Haveria de descobrir onde o "engomadão" morava.
Na
segunda semana de observação, notou que ele tomou a direção da Rua Vergueiro,
sentido centro. Foi atrás. Conforme chegaram perto de um cortiço, Maneco viu o
ex-diretor cumprimentado o pessoal, falando em gíria e andando gingado.
Nos
dias seguintes o caminho foi o mesmo.
Maneco
foi se achegando, pergunta daqui, conversa dali, e descobriu que o
"Tapioca" era um camarada do pedaço há tempos. Jonjoca Tapioca, um
"faz quase nada da vida", como se intitula, é primo de Carlinhos.
—
Aí cara, o primo divide o cafofo comigo! Tá ligado. Ele é do tipo que come
mortadela e arrota lagosta! Viaja pros estrangero, usa roupa de marca… Tá
sempre pendurado. Além do quê paga pensão pra ex e pros 3 filhos. Anda caidinho
por uma dona que depena o pato direitinho! Os cara do trampo pensa que ele é todo
fino, culto. Que nada… — revelou Jonjoca em estado etílico.
—
Quero conhecer esse cafofo, cara.
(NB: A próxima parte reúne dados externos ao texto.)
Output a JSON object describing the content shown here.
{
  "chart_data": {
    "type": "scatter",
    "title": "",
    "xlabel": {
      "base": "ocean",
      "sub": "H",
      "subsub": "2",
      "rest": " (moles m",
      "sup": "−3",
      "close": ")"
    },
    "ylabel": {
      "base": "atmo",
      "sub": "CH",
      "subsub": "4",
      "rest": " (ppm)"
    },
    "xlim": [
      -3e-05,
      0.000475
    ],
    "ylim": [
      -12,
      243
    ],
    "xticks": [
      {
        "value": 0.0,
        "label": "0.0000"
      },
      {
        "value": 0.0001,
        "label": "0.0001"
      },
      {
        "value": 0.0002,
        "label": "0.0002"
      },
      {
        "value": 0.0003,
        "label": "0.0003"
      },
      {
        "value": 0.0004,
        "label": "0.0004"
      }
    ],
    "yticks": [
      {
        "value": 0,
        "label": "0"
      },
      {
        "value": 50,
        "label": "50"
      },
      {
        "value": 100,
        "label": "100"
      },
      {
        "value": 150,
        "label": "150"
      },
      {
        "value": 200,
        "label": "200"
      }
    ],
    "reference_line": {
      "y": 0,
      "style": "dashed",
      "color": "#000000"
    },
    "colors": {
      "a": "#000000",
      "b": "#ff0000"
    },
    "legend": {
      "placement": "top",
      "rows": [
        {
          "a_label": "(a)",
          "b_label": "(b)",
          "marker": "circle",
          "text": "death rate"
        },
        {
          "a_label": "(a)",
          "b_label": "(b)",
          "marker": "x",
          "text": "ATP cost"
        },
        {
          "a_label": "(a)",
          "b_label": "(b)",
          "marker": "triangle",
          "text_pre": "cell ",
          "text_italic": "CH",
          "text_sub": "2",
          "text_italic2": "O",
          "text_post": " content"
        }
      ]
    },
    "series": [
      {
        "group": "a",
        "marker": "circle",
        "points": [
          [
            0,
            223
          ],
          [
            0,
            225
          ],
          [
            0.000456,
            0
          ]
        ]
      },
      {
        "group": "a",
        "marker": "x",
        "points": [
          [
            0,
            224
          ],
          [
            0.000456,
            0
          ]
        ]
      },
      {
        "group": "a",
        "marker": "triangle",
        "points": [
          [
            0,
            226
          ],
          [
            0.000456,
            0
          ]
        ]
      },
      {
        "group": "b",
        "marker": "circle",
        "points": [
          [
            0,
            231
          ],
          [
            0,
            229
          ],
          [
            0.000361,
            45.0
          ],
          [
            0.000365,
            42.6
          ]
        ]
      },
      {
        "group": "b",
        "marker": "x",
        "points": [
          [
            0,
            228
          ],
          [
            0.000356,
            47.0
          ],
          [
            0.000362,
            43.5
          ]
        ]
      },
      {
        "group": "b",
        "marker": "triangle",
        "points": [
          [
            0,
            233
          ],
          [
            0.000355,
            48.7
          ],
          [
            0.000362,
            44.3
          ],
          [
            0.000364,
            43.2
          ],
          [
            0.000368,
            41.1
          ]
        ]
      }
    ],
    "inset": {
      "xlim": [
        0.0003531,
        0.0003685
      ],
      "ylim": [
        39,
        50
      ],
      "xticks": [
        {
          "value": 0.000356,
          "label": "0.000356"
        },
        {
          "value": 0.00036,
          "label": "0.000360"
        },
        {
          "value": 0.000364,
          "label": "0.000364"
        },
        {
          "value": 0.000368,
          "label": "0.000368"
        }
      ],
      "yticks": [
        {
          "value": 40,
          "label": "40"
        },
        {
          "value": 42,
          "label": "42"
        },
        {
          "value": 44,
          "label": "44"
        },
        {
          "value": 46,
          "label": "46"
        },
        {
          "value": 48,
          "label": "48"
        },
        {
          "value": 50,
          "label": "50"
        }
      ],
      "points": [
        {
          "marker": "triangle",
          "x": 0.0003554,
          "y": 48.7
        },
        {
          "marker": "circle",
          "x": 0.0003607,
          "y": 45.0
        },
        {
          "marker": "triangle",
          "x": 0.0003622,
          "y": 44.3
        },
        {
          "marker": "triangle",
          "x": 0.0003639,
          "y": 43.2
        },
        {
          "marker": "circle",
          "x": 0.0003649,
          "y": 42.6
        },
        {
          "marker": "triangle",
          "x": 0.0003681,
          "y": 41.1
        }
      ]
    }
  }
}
Me leva lá? — disse Maneco.
—
Ihhhhh… Mas o que ocê tá querendo?
—
Sem perguntas. Te dou 150 mangos. É pegar ou largar?
O
primo aceitou a proposta. O cafofo ficava nos baixo de um terreno acidentado. O
cheiro de mofo impregnava o ambiente. Ao abrir a porta, Maneco não acreditou no
caos encontrado.
— É
aqui que o "Careca" e eu mora.
—
Tô vendo! — falou Maneco e começou a fotografar tudo. Satisfeito. Partiu.
No
dia seguinte, ele chegou à antiga repartição com seu habitual bom humor.
Cumprimentou todos e falava alto.
O
leão saiu da toca.
—
Que feira é essa aqui? O que o senhor faz aqui? Está proibido de pisar nesse
andar. Saia, saia… — ordenou Carlinhos.
—
Pega leve, "Careca"! Só vim aqui dizer um oizinho. Não precisa ficar
nervoso.
—
Que linguajar vulgar é esse?
— O
mesmo lá do buraco, do cafofo que você habita. O primo Jonjoca me apresentou a
sua "rica residência", ali numa quebrada da Vergueiro!
Carlinhos
ficou atônito.
—
Aqui pessoal, venham aqui ver no meu celular as fotos do cafofo dos Tapiocas.
A
turma curiosa rodeou Maneco. Não acreditaram! E o sangue azul, a etiqueta, os
bons costumes, o asseio, a ordem???
O
chefe ficou desmoralizado. Não adiantou tentar se defender. Tantas vezes chamou
os colegas de medíocres, agora tiveram provas que ordinário, mentiroso e pobre
de espírito era ele!
O
orgulho de Carlinhos não permitiria que ele continuasse ali, acostumado a ser
adulado e se fazer respeitar por ameaças, havia perdido a majestade. Mexeu os
seus pauzinhos e acabou transferido para outra secretaria.
Lá
no cafofo o clima esquentou: os Tapiocas brigaram feio. Jonjoca teve que se
mudar.
Carlinhos
continuou a levar a sua vida, agora em outro ambiente aonde a concorrência era
acirrada.
Sem
ter onde encostar, o primo quando avistava Carlinhos passar na Rua Vergueiro
gritava:
— O
"Careca" deixa eu voltar pro nosso cafofo. Juro que nunca mais conto seus
podres! Afinal somos todos Tapiocas, tudo igual, tudo irmão!!!